All’epoca, dopo il decesso dell’anziana, le Asl di Cremona e Pisa avevano svolto controlli accurati sia nella casa della provincia di Cremona dove la vittima abitava, che in quella della figlia dove si era appena trasferita. Tutto era risultato negativo. Il decesso è dunque riconducibile al soggiorno nella struttura della provincia di Cremona.
Nella causa civile, i familiari della vittima erano assistiti dall’avvocato Alberto Gnocchi, mentre la titolare della locanda è difesa dagli avvocati Luca Curatti ed Enrico Moggia, subentrati ad un collega quando la fase istruttoria del processo era già esaurita.

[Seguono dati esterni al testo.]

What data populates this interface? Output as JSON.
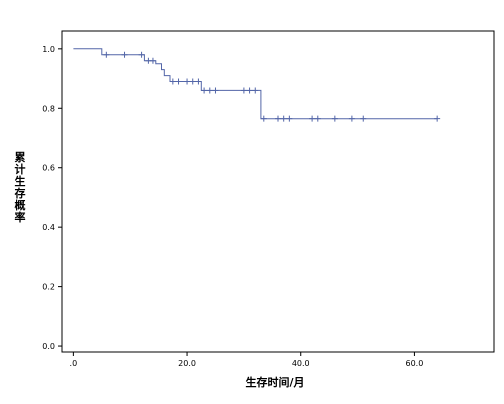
{
  "chart_data": {
    "type": "line",
    "title": "",
    "xlabel": "生存时间/月",
    "ylabel": "累计生存概率",
    "xlim": [
      -2,
      74
    ],
    "ylim": [
      -0.02,
      1.06
    ],
    "x_ticks": [
      0,
      20,
      40,
      60
    ],
    "x_tick_labels": [
      ".0",
      "20.0",
      "40.0",
      "60.0"
    ],
    "y_ticks": [
      0,
      0.2,
      0.4,
      0.6,
      0.8,
      1.0
    ],
    "y_tick_labels": [
      "0.0",
      "0.2",
      "0.4",
      "0.6",
      "0.8",
      "1.0"
    ],
    "grid": false,
    "series": [
      {
        "step_points": [
          [
            0,
            1.0
          ],
          [
            5,
            1.0
          ],
          [
            5,
            0.98
          ],
          [
            12.5,
            0.98
          ],
          [
            12.5,
            0.96
          ],
          [
            14.5,
            0.96
          ],
          [
            14.5,
            0.95
          ],
          [
            15.5,
            0.95
          ],
          [
            15.5,
            0.93
          ],
          [
            16,
            0.93
          ],
          [
            16,
            0.91
          ],
          [
            17,
            0.91
          ],
          [
            17,
            0.89
          ],
          [
            22.5,
            0.89
          ],
          [
            22.5,
            0.86
          ],
          [
            33,
            0.86
          ],
          [
            33,
            0.765
          ],
          [
            64,
            0.765
          ]
        ],
        "censored": [
          [
            5.8,
            0.98
          ],
          [
            9,
            0.98
          ],
          [
            12,
            0.98
          ],
          [
            13.2,
            0.96
          ],
          [
            14,
            0.96
          ],
          [
            17.5,
            0.89
          ],
          [
            18.5,
            0.89
          ],
          [
            20,
            0.89
          ],
          [
            21,
            0.89
          ],
          [
            22,
            0.89
          ],
          [
            23,
            0.86
          ],
          [
            24,
            0.86
          ],
          [
            25,
            0.86
          ],
          [
            30,
            0.86
          ],
          [
            31,
            0.86
          ],
          [
            32,
            0.86
          ],
          [
            33.5,
            0.765
          ],
          [
            36,
            0.765
          ],
          [
            37,
            0.765
          ],
          [
            38,
            0.765
          ],
          [
            42,
            0.765
          ],
          [
            43,
            0.765
          ],
          [
            46,
            0.765
          ],
          [
            49,
            0.765
          ],
          [
            51,
            0.765
          ],
          [
            64,
            0.765
          ]
        ]
      }
    ],
    "line_color": "#5366a8"
  }
}
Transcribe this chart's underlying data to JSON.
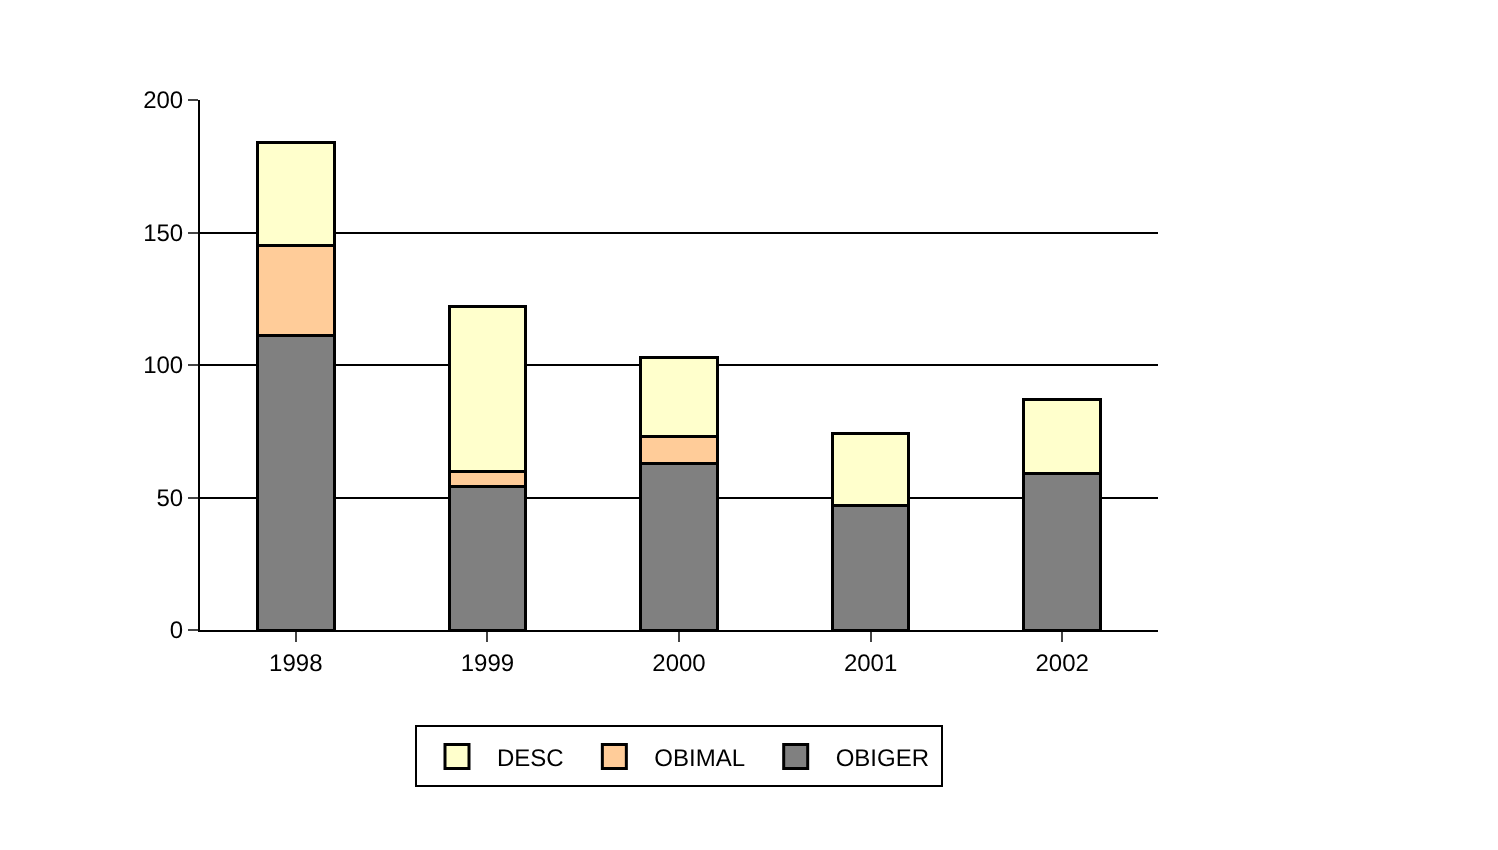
{
  "chart_data": {
    "type": "bar",
    "stacked": true,
    "categories": [
      "1998",
      "1999",
      "2000",
      "2001",
      "2002"
    ],
    "series": [
      {
        "name": "OBIGER",
        "color": "#808080",
        "values": [
          111,
          54,
          63,
          47,
          59
        ]
      },
      {
        "name": "OBIMAL",
        "color": "#ffcc99",
        "values": [
          34,
          6,
          10,
          0,
          0
        ]
      },
      {
        "name": "DESC",
        "color": "#ffffcc",
        "values": [
          39,
          62,
          30,
          27,
          28
        ]
      }
    ],
    "ylim": [
      0,
      200
    ],
    "yticks": [
      0,
      50,
      100,
      150,
      200
    ],
    "grid": "y",
    "legend": "bottom"
  }
}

“Nel penale vale il principio dell’oltre ogni ragionevole dubbio“, ha spiegato l’avvocato Gnocchi, “mentre nel civile il principio del più probabile che non. La signora era sana e si è ammalata nel periodo del soggiorno nella struttura, che è risultata più che positiva alla legionellosi: si parla di 450.000 unità di presenza del batterio su un limite massimo di 100. Quindi è più probabile che non”.
“Noi faremo sicuramente appello contro questa sentenza”, ha fatto sapere l’avvocato Moggi. “La signora ha dimostrato di aver adempiuto a tutte le attività previste: ha fatto campionamenti, analisi delle acque, e ricordo che la disciplina non stabilisce delle periodicità definite entro le quali un gestore deve fare controlli. In questo caso la presenza del batterio non può essere definita come effetto causale della custodia di quell’immobile, che è sempre stato curato e mantenuto in modo appropriato”.
Per quanto riguarda l’esclusione della manleva assicurativa, l’avvocato Moggi ha sottolineato che “la difesa non ritiene giusta la decisione di rigettare la domanda di garanzia, perchè a nostro avviso il giudice ha rilevato delle questioni che dovevano essere eccepite dalla Compagnia assicurativa che non si è mai presentata in giudizio“. “In questo caso”, ha concluso Moggi, “non emerge l’incuria assoluta dell’immobile. Si è generato questo batterio ma la genesi dell’infezione è un fatto fortuito e non c’è un rimedio scientifico in grado di debellare completamente la legionella”.
L’udienza penale, invece, è stata aggiornata al 30 ottobre per sentire i testimoni della difesa. Il procedimento procedimento arriva da una richiesta di archiviazione della procura.